Acaba de presentarse, en la Feria del Libro de Quito,  la antología Poetas de la mitad del mundo (El Ángel, 2013), que reúne una representativa selección de textos de las principales poetas ecuatorianas, desde la legendaria Mary Corylé (1894-1976) hasta la suicida Carolina Patiño, muerta con apenas 20 años (1987-2007).

Y entre ambas, otras 48 autoras de ese país rico en poesía y, en especial, rico en poesía escrita por mujeres y, por cierto, poesía de elevada calidad.
En la antología, preparada por las escritoras Ana Cecilia Blum (1972) y Sara Vanegas (1950) figura también Carmes Inés Perdomo (1973), cuyo más reciente libro -Tempestad en la floresta- presenté en esa misma feria y ahora deseo comentar con los lectores bolivianos.
Como un ave / que en su vuelo se deshoja, y al deshojarse, deja caer señales translúcidas, breves trazos -alígeras briznas del lenguaje- que de algún modo secreto refieren el instante sin hacer que pierda su condición de instante, que dicen del vuelo como si el ave en vuelo aún estuviera surcando el aire, suspendida en su momento más raudo y a la vez más fugaz, el de la plenitud de lo que irremediablemente se yergue y decae: así es la escritura de Tempestad en la floresta, de Carmen Inés Perdomo, destacada poeta ecuatoriana de la generación de los tempranos años 70, que tantos nombres en sazón le ha dado a la creación poética que nace de esa geografía.
Éste es el tercer libro que publica la autora, esta vez bajo el sello de El Ángel Editor, pronto convertido en la principal editorial de poesía en Ecuador, y cuyo nombre y publicaciones llegan ya a varios países.
Países, digo, y pienso -regresando al poemario- en los territorios donde sucede la poesía de este libro: tardes ajenas a la memoria, casas con pasadizos que llevan al viento, portales cenicientos, cantos de sombra acariciando el alba, jaulas vacías en habitaciones despojadas.
Y, sin embargo, aunque esta escritura se teje desde (y en) el extrañamiento por lo perdido, y se construye a sí misma como un sistema de huellas del destierro -ese destierro del jardín que ya sólo es verde en el cerebro, como quería la Pizarnik-, su caminar no se extravía en la tempestad de los silencios y de las (des)memorias.
Esta escritura sabe hacer sentido y hacer luz.
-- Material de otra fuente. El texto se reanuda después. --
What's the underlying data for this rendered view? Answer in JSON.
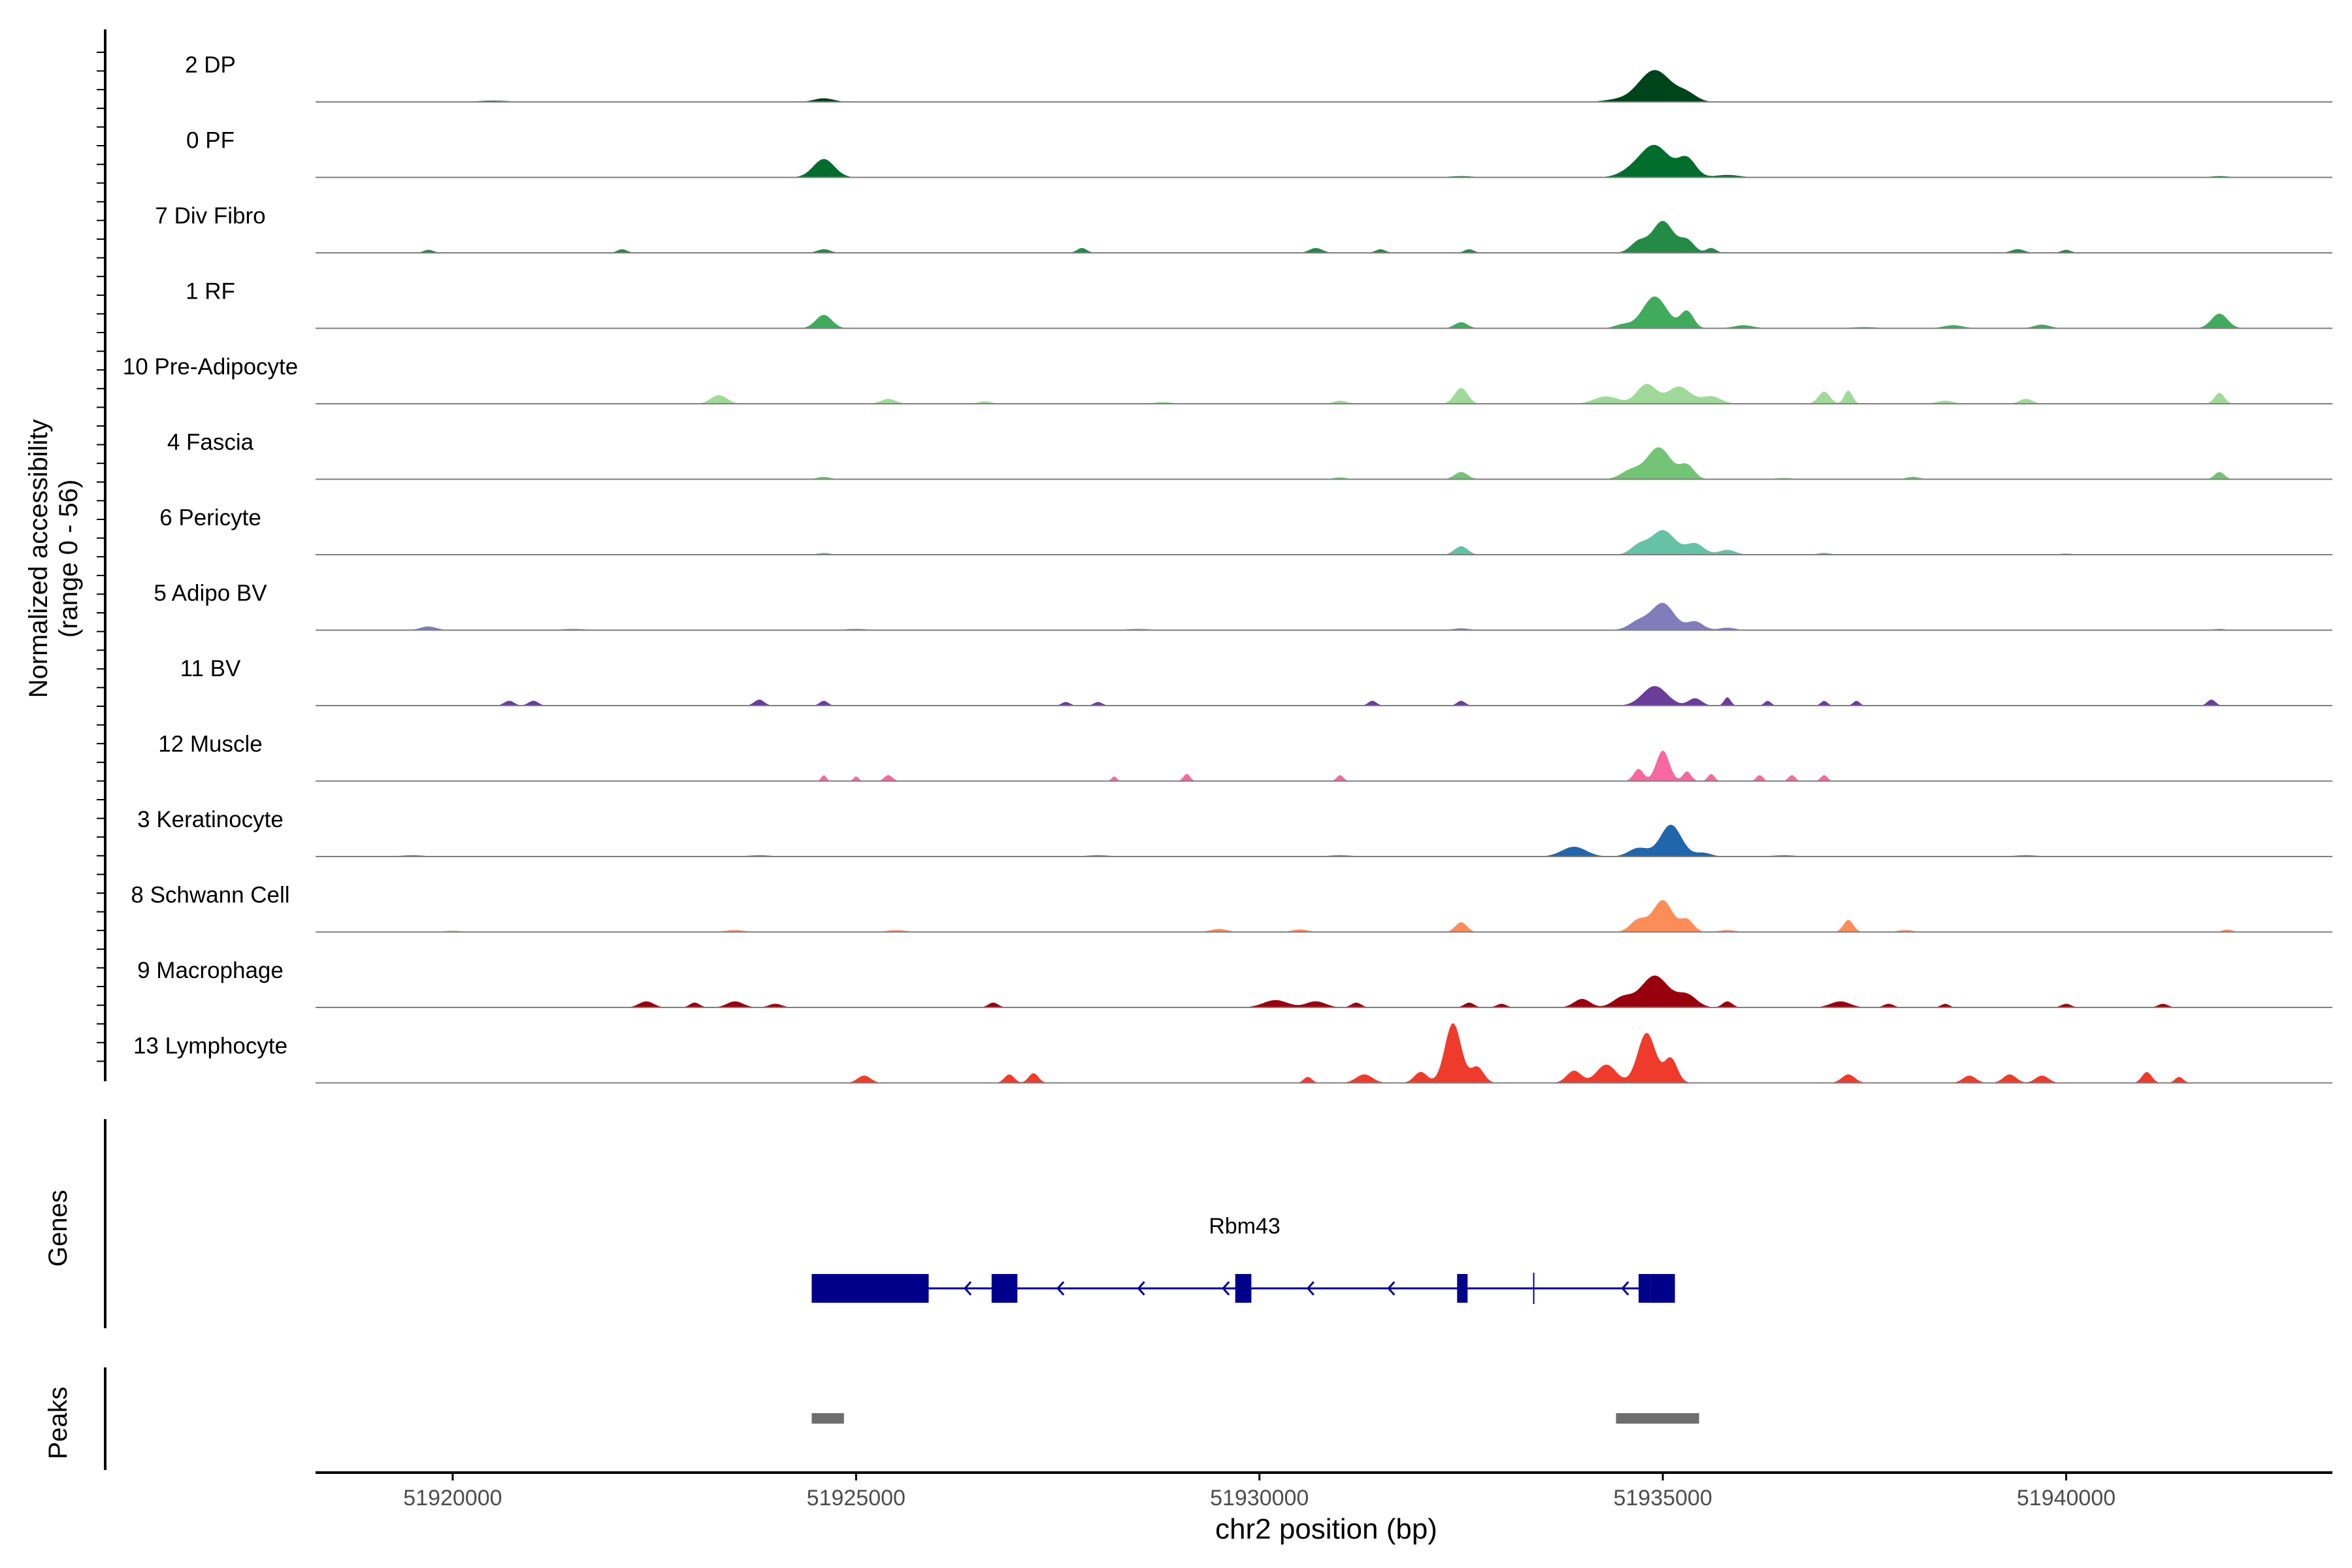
{
  "chart_data": {
    "type": "area",
    "track_type": "genome-coverage",
    "ylabel_line1": "Normalized accessibility",
    "ylabel_line2": "(range 0 - 56)",
    "y_range": [
      0,
      56
    ],
    "xlabel": "chr2 position (bp)",
    "xlim": [
      51918300,
      51943300
    ],
    "x_ticks": [
      51920000,
      51925000,
      51930000,
      51935000,
      51940000
    ],
    "x_tick_labels": [
      "51920000",
      "51925000",
      "51930000",
      "51935000",
      "51940000"
    ],
    "series": [
      {
        "name": "2 DP",
        "color": "#00441b",
        "peaks": [
          [
            51920500,
            2,
            200
          ],
          [
            51923500,
            1,
            200
          ],
          [
            51924600,
            6,
            120
          ],
          [
            51926600,
            1,
            150
          ],
          [
            51928500,
            1,
            150
          ],
          [
            51931000,
            1,
            200
          ],
          [
            51932600,
            1,
            150
          ],
          [
            51934400,
            3,
            150
          ],
          [
            51934900,
            52,
            200
          ],
          [
            51935300,
            12,
            120
          ],
          [
            51936500,
            1,
            200
          ],
          [
            51938200,
            1,
            150
          ],
          [
            51941900,
            1,
            150
          ]
        ]
      },
      {
        "name": "0 PF",
        "color": "#006d2c",
        "peaks": [
          [
            51924600,
            30,
            130
          ],
          [
            51928000,
            1,
            150
          ],
          [
            51932500,
            2,
            150
          ],
          [
            51934600,
            8,
            150
          ],
          [
            51934900,
            52,
            180
          ],
          [
            51935300,
            30,
            110
          ],
          [
            51935800,
            4,
            150
          ],
          [
            51938000,
            1,
            150
          ],
          [
            51941900,
            2,
            120
          ]
        ]
      },
      {
        "name": "7 Div Fibro",
        "color": "#238b45",
        "peaks": [
          [
            51919700,
            5,
            60
          ],
          [
            51922100,
            6,
            60
          ],
          [
            51924600,
            6,
            80
          ],
          [
            51927800,
            8,
            60
          ],
          [
            51930700,
            8,
            80
          ],
          [
            51931500,
            6,
            60
          ],
          [
            51932600,
            6,
            60
          ],
          [
            51934700,
            18,
            100
          ],
          [
            51935000,
            52,
            130
          ],
          [
            51935300,
            20,
            90
          ],
          [
            51935600,
            8,
            60
          ],
          [
            51939400,
            6,
            80
          ],
          [
            51940000,
            5,
            60
          ]
        ]
      },
      {
        "name": "1 RF",
        "color": "#41ab5d",
        "peaks": [
          [
            51921000,
            1,
            200
          ],
          [
            51924600,
            22,
            100
          ],
          [
            51927000,
            1,
            200
          ],
          [
            51932500,
            10,
            80
          ],
          [
            51934500,
            6,
            100
          ],
          [
            51934900,
            52,
            150
          ],
          [
            51935300,
            28,
            80
          ],
          [
            51936000,
            5,
            120
          ],
          [
            51937500,
            2,
            150
          ],
          [
            51938600,
            5,
            120
          ],
          [
            51939700,
            6,
            100
          ],
          [
            51941900,
            24,
            100
          ]
        ]
      },
      {
        "name": "10 Pre-Adipocyte",
        "color": "#a1d99b",
        "peaks": [
          [
            51923300,
            14,
            100
          ],
          [
            51925400,
            8,
            90
          ],
          [
            51926600,
            4,
            80
          ],
          [
            51928800,
            3,
            100
          ],
          [
            51931000,
            5,
            80
          ],
          [
            51932500,
            26,
            80
          ],
          [
            51934300,
            12,
            150
          ],
          [
            51934800,
            32,
            120
          ],
          [
            51935200,
            28,
            140
          ],
          [
            51935600,
            12,
            120
          ],
          [
            51937000,
            20,
            70
          ],
          [
            51937300,
            22,
            50
          ],
          [
            51938500,
            5,
            100
          ],
          [
            51939500,
            8,
            80
          ],
          [
            51941900,
            18,
            60
          ]
        ]
      },
      {
        "name": "4 Fascia",
        "color": "#74c476",
        "peaks": [
          [
            51924600,
            4,
            80
          ],
          [
            51931000,
            3,
            80
          ],
          [
            51932500,
            12,
            80
          ],
          [
            51934600,
            14,
            120
          ],
          [
            51934950,
            52,
            150
          ],
          [
            51935300,
            22,
            90
          ],
          [
            51936500,
            2,
            120
          ],
          [
            51938100,
            4,
            80
          ],
          [
            51941900,
            12,
            60
          ]
        ]
      },
      {
        "name": "6 Pericyte",
        "color": "#66c2a4",
        "peaks": [
          [
            51924600,
            3,
            80
          ],
          [
            51932500,
            14,
            80
          ],
          [
            51934700,
            14,
            100
          ],
          [
            51935000,
            40,
            150
          ],
          [
            51935400,
            18,
            110
          ],
          [
            51935800,
            8,
            100
          ],
          [
            51937000,
            3,
            80
          ],
          [
            51940000,
            2,
            80
          ]
        ]
      },
      {
        "name": "5 Adipo BV",
        "color": "#807dba",
        "peaks": [
          [
            51919700,
            6,
            100
          ],
          [
            51921500,
            2,
            150
          ],
          [
            51925000,
            2,
            150
          ],
          [
            51928500,
            2,
            150
          ],
          [
            51932500,
            3,
            100
          ],
          [
            51934700,
            14,
            120
          ],
          [
            51935000,
            44,
            140
          ],
          [
            51935400,
            14,
            100
          ],
          [
            51935800,
            4,
            100
          ],
          [
            51941900,
            2,
            80
          ]
        ]
      },
      {
        "name": "11 BV",
        "color": "#6a3d9a",
        "peaks": [
          [
            51920700,
            8,
            60
          ],
          [
            51921000,
            8,
            60
          ],
          [
            51923800,
            10,
            60
          ],
          [
            51924600,
            8,
            50
          ],
          [
            51927600,
            6,
            50
          ],
          [
            51928000,
            6,
            50
          ],
          [
            51931400,
            8,
            50
          ],
          [
            51932500,
            8,
            50
          ],
          [
            51934900,
            32,
            150
          ],
          [
            51935400,
            12,
            80
          ],
          [
            51935800,
            14,
            40
          ],
          [
            51936300,
            8,
            40
          ],
          [
            51937000,
            8,
            40
          ],
          [
            51937400,
            8,
            40
          ],
          [
            51941800,
            10,
            50
          ]
        ]
      },
      {
        "name": "12 Muscle",
        "color": "#f768a1",
        "peaks": [
          [
            51924600,
            10,
            30
          ],
          [
            51925000,
            8,
            30
          ],
          [
            51925400,
            10,
            50
          ],
          [
            51928200,
            8,
            30
          ],
          [
            51929100,
            12,
            40
          ],
          [
            51931000,
            10,
            40
          ],
          [
            51934700,
            20,
            60
          ],
          [
            51935000,
            50,
            80
          ],
          [
            51935300,
            16,
            50
          ],
          [
            51935600,
            12,
            40
          ],
          [
            51936200,
            10,
            40
          ],
          [
            51936600,
            10,
            40
          ],
          [
            51937000,
            10,
            40
          ]
        ]
      },
      {
        "name": "3 Keratinocyte",
        "color": "#2166ac",
        "peaks": [
          [
            51919500,
            2,
            150
          ],
          [
            51921000,
            1,
            150
          ],
          [
            51923800,
            2,
            150
          ],
          [
            51924600,
            1,
            150
          ],
          [
            51928000,
            2,
            150
          ],
          [
            51931000,
            2,
            150
          ],
          [
            51933900,
            16,
            150
          ],
          [
            51934700,
            14,
            120
          ],
          [
            51935100,
            52,
            130
          ],
          [
            51935500,
            6,
            100
          ],
          [
            51936500,
            2,
            150
          ],
          [
            51939500,
            2,
            150
          ]
        ]
      },
      {
        "name": "8 Schwann Cell",
        "color": "#fc8d59",
        "peaks": [
          [
            51920000,
            2,
            120
          ],
          [
            51923500,
            3,
            120
          ],
          [
            51925500,
            3,
            120
          ],
          [
            51929500,
            5,
            100
          ],
          [
            51930500,
            4,
            100
          ],
          [
            51932500,
            16,
            70
          ],
          [
            51934700,
            20,
            100
          ],
          [
            51935000,
            52,
            120
          ],
          [
            51935300,
            20,
            80
          ],
          [
            51935800,
            3,
            100
          ],
          [
            51937300,
            20,
            60
          ],
          [
            51938000,
            3,
            100
          ],
          [
            51942000,
            4,
            60
          ]
        ]
      },
      {
        "name": "9 Macrophage",
        "color": "#99000d",
        "peaks": [
          [
            51922400,
            10,
            90
          ],
          [
            51923000,
            8,
            60
          ],
          [
            51923500,
            10,
            100
          ],
          [
            51924000,
            6,
            80
          ],
          [
            51926700,
            8,
            60
          ],
          [
            51930200,
            12,
            150
          ],
          [
            51930700,
            10,
            120
          ],
          [
            51931200,
            8,
            60
          ],
          [
            51932600,
            8,
            60
          ],
          [
            51933000,
            6,
            60
          ],
          [
            51934000,
            14,
            100
          ],
          [
            51934500,
            16,
            120
          ],
          [
            51934900,
            52,
            170
          ],
          [
            51935300,
            20,
            120
          ],
          [
            51935800,
            10,
            60
          ],
          [
            51937200,
            10,
            120
          ],
          [
            51937800,
            6,
            60
          ],
          [
            51938500,
            6,
            50
          ],
          [
            51940000,
            6,
            60
          ],
          [
            51941200,
            6,
            60
          ]
        ]
      },
      {
        "name": "13 Lymphocyte",
        "color": "#ef3b2c",
        "peaks": [
          [
            51925100,
            12,
            80
          ],
          [
            51926900,
            14,
            60
          ],
          [
            51927200,
            16,
            60
          ],
          [
            51930600,
            10,
            50
          ],
          [
            51931300,
            14,
            100
          ],
          [
            51932000,
            18,
            80
          ],
          [
            51932400,
            98,
            100
          ],
          [
            51932700,
            26,
            80
          ],
          [
            51933900,
            20,
            90
          ],
          [
            51934300,
            30,
            120
          ],
          [
            51934800,
            82,
            110
          ],
          [
            51935100,
            40,
            80
          ],
          [
            51937300,
            14,
            80
          ],
          [
            51938800,
            12,
            80
          ],
          [
            51939300,
            14,
            80
          ],
          [
            51939700,
            12,
            80
          ],
          [
            51941000,
            18,
            60
          ],
          [
            51941400,
            10,
            50
          ]
        ]
      }
    ],
    "genes": {
      "track_label": "Genes",
      "name": "Rbm43",
      "color": "#00008b",
      "span": [
        51924450,
        51935150
      ],
      "exons": [
        [
          51924450,
          51925900,
          "utr"
        ],
        [
          51926680,
          51927000,
          "cds"
        ],
        [
          51929700,
          51929900,
          "cds"
        ],
        [
          51932450,
          51932580,
          "cds"
        ],
        [
          51934700,
          51934850,
          "cds"
        ],
        [
          51934850,
          51935150,
          "utr"
        ]
      ],
      "strand": "-",
      "arrows": [
        51926350,
        51927500,
        51928500,
        51929550,
        51930600,
        51931600,
        51934500
      ]
    },
    "peaks_track": {
      "track_label": "Peaks",
      "color": "#6e6e6e",
      "regions": [
        [
          51924450,
          51924850
        ],
        [
          51934420,
          51935450
        ]
      ]
    }
  }
}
Teme nombrar lo que está muerto, sabe que una mentira sujeta algunas hojas del árbol del tiempo, y acaso por ese temor y ese saber  termina nombrando lo que vive entre los pliegues de lo ido.
Entonces, retazos de música caen entre nuestros dedos y, como rayo de luz en el abismo, el mar se hace rosa que abre nuestras bocas y nuestras miradas: iluminación translúcida, secreta, como un ave que en su vuelo se deshoja, se despetala, y deja caer cantos que fulguran como pequeñas luciérnagas.
Mas, ¿qué otra cosa es la poesía, sino una luciérnaga (o un imperio) que abre y cierra su rapto de luz en la noche? ¿Y qué otra cosa somos nosotros, cada momento de la existencia, la vida misma, sus abrazos y adioses, sus éxtasis y pequeños precipicios, sino otras brevísimas luciérnagas?